Le concept de « Due diligence » est apparu pour la première fois aux Etats-Unis dans le Securities Act de 1933. A l’origine, cette notion est « très largement issue de la jurisprudence nord-américaine […], selon laquelle les dirigeants et les conseils d’administration sont soumis à l’obligation fiduciaire (fiduciary duties) envers les actionnaires, l’entreprise et la société en tant que telle, c’est-à-dire l’ensemble des parties prenantes » (23).

Le concept contemporain de « Due diligence » impose « à l’entreprise d’agir prudemment et de s’informer de son mieux, au plus et par tout moyen légal sur ses nouveaux employés, clients ou associés ; ce pour acquérir la certitude raisonnable que ces entités ou individus ne sont ni corrompus, ni criminels, ni terroristes, ni complices avérés d’une opération illicite » (24). La « Due diligence » anglo-saxonne relève donc d’une obligation de moyens. En 2017, une extension jurisprudentielle de la « Due diligence » a été effectuée par les tribunaux anglais aux filiales (25). La jurisprudence anglaise s’inscrit donc dans la mouvance globale sur ce point.

II/ Le rôle prépondérant de l’Etat dans la protection des individus et la garantie de voies de recours effectives

L’Etat joue un rôle prépondérant en ce qu’il doit prendre les mesures appropriées pour enquêter, sanctionner et réparer (A’). Si l’Etat doit intervenir pour protéger les individus, il doit aussi garantir des voies de recours effectives (B’).

A’/ La nécessaire intervention de l’Etat en vue de la protection des individus

Les Etats sont les premiers garants des droits de l’Homme. Il relève donc de leurs missions de s’assurer que les entreprises transnationales respectent ces derniers. Ils sont les seuls à pouvoir imposer des instruments contraignants aux entreprises en la matière contrairement aux organisations internationales. En effet, les instruments des organisations internationales relèvent de la soft law. Cette dernière n’a qu’un « caractère influent » sur les législations nationales mais ne peut en aucun imposer un comportement en particulier à des acteurs internationaux tels que les entreprises transnationales (26). Les organisations n’ont pas ce pouvoir contrairement aux Etats, car elles ne bénéficient pas de la même légitimité notamment pour des questions de souveraineté. Les Etats s’appuient cependant sur ces instruments pour inciter les entreprises à les respecter au même titre que des obligations (27).

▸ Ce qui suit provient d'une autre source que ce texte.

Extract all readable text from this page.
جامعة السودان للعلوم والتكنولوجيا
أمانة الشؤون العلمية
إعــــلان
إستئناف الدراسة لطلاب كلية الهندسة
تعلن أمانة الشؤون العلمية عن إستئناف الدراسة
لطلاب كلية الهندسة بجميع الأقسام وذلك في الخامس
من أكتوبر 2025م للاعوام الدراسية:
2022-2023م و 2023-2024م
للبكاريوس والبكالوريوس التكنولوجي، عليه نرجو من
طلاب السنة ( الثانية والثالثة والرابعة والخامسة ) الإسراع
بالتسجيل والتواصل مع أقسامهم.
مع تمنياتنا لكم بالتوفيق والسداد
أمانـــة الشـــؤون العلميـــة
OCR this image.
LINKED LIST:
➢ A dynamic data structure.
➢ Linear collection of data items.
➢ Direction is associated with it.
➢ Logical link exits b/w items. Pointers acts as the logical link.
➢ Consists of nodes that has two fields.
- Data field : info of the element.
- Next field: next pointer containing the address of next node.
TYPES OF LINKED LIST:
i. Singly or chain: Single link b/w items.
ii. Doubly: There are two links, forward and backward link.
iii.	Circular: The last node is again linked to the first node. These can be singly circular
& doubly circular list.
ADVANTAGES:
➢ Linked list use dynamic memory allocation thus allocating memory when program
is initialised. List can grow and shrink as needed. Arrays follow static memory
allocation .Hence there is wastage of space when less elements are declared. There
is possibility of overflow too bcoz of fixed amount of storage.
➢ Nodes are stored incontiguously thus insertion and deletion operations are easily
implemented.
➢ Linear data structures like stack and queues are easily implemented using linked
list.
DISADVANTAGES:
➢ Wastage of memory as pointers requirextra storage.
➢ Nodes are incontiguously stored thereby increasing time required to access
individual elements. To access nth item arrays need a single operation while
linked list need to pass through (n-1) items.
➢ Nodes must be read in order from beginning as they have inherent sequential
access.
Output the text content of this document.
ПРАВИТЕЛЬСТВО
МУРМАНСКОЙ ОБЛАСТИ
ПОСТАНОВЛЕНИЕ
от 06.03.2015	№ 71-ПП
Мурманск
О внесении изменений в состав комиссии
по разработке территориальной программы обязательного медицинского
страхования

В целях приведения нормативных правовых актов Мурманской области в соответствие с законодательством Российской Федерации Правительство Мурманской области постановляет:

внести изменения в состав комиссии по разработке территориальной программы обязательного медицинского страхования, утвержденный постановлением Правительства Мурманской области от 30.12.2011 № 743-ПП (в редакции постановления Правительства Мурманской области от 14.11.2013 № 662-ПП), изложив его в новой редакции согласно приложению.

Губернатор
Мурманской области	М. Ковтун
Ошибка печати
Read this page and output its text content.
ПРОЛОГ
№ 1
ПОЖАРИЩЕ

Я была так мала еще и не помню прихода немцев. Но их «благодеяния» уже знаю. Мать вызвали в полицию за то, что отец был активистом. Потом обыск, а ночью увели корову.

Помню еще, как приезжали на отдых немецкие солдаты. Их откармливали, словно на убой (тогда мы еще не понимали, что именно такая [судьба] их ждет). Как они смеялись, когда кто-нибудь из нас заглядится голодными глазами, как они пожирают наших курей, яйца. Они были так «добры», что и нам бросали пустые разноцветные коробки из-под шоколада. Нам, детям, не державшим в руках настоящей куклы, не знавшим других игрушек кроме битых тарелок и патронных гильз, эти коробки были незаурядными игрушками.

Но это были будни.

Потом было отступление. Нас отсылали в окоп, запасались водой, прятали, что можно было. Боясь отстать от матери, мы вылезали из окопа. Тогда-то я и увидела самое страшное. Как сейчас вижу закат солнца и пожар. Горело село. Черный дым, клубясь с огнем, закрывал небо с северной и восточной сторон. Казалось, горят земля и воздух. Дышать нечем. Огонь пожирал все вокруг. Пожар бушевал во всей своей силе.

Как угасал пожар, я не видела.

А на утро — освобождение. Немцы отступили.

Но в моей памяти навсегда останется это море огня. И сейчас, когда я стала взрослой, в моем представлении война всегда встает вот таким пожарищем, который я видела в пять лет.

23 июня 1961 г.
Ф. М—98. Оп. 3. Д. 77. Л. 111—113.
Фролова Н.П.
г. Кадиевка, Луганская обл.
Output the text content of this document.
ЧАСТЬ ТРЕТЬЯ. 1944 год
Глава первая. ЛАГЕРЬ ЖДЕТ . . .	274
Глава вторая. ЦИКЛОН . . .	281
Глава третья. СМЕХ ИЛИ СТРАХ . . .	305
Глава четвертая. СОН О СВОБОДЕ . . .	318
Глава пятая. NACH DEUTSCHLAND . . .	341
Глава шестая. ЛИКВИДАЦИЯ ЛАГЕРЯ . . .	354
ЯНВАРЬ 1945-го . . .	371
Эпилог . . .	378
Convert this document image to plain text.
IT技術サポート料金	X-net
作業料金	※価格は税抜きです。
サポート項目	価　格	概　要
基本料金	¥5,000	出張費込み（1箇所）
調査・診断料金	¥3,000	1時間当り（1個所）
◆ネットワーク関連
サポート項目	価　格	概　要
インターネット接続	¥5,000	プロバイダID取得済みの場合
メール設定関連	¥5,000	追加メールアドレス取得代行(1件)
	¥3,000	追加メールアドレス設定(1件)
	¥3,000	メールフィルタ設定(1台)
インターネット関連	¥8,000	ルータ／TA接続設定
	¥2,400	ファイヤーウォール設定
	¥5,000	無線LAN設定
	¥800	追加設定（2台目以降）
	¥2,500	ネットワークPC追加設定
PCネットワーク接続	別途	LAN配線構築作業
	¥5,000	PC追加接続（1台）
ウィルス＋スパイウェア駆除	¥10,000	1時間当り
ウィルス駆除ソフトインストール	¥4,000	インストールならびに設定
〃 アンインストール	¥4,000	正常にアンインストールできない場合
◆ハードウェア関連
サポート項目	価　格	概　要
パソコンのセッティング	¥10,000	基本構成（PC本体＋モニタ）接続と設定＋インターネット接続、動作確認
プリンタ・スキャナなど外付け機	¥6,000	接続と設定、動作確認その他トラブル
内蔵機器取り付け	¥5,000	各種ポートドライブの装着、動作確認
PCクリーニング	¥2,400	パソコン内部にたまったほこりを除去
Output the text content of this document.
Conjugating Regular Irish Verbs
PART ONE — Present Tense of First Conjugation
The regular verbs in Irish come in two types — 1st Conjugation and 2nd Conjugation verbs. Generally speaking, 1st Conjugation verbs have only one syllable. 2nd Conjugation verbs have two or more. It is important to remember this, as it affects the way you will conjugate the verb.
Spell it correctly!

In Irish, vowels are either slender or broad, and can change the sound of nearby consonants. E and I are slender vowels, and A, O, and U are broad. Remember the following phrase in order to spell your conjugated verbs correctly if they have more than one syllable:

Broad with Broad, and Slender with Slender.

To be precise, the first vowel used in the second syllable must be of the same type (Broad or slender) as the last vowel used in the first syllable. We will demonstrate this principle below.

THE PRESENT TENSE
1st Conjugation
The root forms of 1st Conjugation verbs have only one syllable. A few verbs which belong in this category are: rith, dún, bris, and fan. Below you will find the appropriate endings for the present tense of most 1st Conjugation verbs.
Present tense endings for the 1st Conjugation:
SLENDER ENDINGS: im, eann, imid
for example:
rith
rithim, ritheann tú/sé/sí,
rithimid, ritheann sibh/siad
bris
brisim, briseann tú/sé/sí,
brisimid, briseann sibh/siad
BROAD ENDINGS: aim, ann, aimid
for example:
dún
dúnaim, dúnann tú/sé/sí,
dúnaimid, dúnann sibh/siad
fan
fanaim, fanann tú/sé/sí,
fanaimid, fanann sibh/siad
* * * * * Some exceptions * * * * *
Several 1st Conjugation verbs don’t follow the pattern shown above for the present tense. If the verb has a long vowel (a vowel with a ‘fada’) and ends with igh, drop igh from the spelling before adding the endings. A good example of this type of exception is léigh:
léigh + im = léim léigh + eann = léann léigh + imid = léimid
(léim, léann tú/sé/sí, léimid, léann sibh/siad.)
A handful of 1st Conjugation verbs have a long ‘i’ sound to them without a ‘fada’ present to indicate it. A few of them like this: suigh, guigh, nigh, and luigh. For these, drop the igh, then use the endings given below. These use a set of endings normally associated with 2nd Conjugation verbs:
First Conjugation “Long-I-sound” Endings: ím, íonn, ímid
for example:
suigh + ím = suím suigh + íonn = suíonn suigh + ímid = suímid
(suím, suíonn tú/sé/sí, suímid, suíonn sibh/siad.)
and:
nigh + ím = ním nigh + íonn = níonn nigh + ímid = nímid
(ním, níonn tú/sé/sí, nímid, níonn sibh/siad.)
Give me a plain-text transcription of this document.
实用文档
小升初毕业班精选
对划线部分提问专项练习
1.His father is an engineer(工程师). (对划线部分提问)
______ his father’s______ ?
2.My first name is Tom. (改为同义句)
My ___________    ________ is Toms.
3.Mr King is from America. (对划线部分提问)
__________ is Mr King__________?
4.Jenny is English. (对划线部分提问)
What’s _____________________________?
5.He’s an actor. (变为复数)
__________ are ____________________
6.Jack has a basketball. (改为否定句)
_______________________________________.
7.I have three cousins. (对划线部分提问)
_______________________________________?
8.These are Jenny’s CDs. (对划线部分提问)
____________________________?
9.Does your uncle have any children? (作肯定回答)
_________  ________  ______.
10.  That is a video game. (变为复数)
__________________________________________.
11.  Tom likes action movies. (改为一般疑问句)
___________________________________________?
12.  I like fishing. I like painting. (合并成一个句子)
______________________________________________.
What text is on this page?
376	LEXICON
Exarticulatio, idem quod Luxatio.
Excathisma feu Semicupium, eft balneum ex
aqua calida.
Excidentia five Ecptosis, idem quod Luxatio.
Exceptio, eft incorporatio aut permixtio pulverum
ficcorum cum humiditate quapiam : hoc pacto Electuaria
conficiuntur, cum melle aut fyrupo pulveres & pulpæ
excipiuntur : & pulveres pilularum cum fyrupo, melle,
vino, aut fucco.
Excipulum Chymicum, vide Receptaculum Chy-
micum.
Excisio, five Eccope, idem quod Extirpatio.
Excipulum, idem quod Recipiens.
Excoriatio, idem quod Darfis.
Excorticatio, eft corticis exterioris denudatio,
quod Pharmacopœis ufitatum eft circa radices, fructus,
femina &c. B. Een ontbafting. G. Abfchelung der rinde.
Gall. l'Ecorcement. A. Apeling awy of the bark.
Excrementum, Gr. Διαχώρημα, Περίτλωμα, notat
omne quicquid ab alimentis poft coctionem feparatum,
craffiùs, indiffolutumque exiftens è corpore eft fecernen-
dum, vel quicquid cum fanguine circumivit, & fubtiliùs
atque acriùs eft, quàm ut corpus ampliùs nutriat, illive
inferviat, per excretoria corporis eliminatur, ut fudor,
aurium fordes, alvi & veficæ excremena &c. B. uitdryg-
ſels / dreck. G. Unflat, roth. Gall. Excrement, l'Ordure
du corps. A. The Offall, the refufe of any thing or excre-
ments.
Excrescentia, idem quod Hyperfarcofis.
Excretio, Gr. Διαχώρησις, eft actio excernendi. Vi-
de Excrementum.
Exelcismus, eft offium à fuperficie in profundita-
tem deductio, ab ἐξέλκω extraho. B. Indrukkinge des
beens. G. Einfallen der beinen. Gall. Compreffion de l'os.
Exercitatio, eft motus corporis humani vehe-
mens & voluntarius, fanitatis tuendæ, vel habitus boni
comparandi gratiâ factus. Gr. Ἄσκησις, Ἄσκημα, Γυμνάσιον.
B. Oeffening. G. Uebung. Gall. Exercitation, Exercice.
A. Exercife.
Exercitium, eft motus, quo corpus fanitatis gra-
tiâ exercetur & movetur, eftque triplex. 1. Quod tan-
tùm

L’ONU incite les Etats à rédiger des plans d’action nationaux (PAN) en vue d’assurer un meilleur respect des droits de l’Homme par les entreprises transnationales (28). Ainsi, comme inscrit dans son Plan Entreprises et Droits de l’Homme, l’Allemagne vérifiera dès 2018 qu’au moins 50 % des grandes entreprises ont établi une diligence raisonnable d’ici 2020 et envisagera des mesures juridiques si nécessaire (29).

Les Etats ont légiféré pour mettre en place des dispositifs visant à sanctionner le comportement des entreprises comme la loi française sur le devoir de vigilance. Mais les Etats instaurent aussi des dispositifs visant à une meilleure transparence de la part des entreprises. Ainsi, en Angleterre, le Modern Slavery Act adopté en mars 2015 pour lutter contre les formes modernes d’esclavage, oblige les sociétés commerciales à faire une déclaration sur « l’esclavage et le trafic d’êtres humains ». En janvier 2017, plus de 10 153 entreprises anglaises avaient enregistré leurs déclarations sur un site en open data (pas de sanctions ou de pénalités prévues dans cette loi) (30).

Le rôle de l’Etat s’efface petit à petit au profit d’entreprises qui intègrent de plus en plus ce respect des droits de l’Homme comme un élément inhérent, c’est-à-dire un élément à part entière de leur activité. Il est désormais impensable pour une entreprise transnationale de ne pas prendre en considération le respect des droits de l’homme, même si au final elle décide de ne pas s’assurer de leur bonne garantie.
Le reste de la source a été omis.